Death rates rose for Alzheimer’s disease, diabetes, flu and pneumonia, and three other leading causes of death, according to numbers posted online Wednesday by the Centers for Disease Control and Prevention.
Full-year data is not yet available for drug overdoses, suicides or firearm deaths. But partial-year statistics in those categories showed continuing increases.
Just as important, there was little change in the death rate from the nation’s No. 1 killer: heart disease. In the past, steady annual drops in heart disease death rates offset increases in other causes. But that offset is no longer happening, experts say.
The CDC’s National Center for Health Statistics calculated the preliminary rates based on a first-pass review of death certificates filed last year. There typically are delays in the filing of paperwork for causes of death that involve police investigations.
A more complete report is expected around the end of the year, including the number of deaths and a calculation of life expectancy—the average lifespan based on year of birth, current death trends and other factors.
For decades, life expectancy increased, rising a few months nearly every year. But 2016 was the second year in a row in U.S. life expectancy fell, a rare event that had occurred only twice before in the last century.
Health officials say there was one three-year decline. That occurred in 1916, 1917 and 1918, a period that included the worst flu pandemic in modern history.
“Looking at these numbers, it seems likely” the nation has just tied that record, said Anne Case, a Princeton University researcher who’s done influential work on deaths in middle-aged white Americans from suicides, drug overdose and alcohol abuse.

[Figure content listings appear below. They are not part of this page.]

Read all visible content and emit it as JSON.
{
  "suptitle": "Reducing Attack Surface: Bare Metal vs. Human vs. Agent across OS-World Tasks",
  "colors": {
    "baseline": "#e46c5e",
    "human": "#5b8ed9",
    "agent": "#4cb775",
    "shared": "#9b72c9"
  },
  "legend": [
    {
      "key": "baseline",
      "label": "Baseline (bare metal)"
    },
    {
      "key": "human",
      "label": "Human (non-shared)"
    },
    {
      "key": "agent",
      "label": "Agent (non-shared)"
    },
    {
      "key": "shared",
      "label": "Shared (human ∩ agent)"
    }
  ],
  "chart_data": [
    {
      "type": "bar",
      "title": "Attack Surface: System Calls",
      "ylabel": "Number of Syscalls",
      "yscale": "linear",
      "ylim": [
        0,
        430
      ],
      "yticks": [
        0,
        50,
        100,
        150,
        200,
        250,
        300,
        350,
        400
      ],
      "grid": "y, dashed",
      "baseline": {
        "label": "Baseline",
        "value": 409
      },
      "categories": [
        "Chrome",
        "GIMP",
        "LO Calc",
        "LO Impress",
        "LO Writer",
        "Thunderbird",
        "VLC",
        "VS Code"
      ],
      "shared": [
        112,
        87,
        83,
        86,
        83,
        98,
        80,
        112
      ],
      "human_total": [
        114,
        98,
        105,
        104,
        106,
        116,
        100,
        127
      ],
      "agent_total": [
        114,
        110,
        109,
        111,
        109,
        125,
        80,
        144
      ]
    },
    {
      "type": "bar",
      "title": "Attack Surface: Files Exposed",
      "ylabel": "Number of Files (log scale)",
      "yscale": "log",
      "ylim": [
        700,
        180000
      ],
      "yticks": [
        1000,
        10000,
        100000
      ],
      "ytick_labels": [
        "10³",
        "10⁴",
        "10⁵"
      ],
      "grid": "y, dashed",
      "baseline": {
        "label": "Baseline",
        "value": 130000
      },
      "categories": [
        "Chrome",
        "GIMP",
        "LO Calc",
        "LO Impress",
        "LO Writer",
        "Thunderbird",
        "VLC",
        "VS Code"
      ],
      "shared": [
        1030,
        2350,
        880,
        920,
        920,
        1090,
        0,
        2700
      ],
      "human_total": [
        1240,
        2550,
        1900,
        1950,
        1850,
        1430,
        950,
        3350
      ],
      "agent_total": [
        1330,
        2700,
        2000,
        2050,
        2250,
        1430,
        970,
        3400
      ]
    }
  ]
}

The overall death rate rose a little less than 1 percent, to about 734 deaths per 100,000 people. The rate dipped slightly in 2016 despite a record number of deaths that year, so its rise in 2017 is more reason to expect life expectancy will worsen, Case said.
There was some good news.
The death rate for cancer, the nation’s No. 2 killer, continued to drop. It fell 2 percent from 2016. Death rates from HIV and blood infections also declined.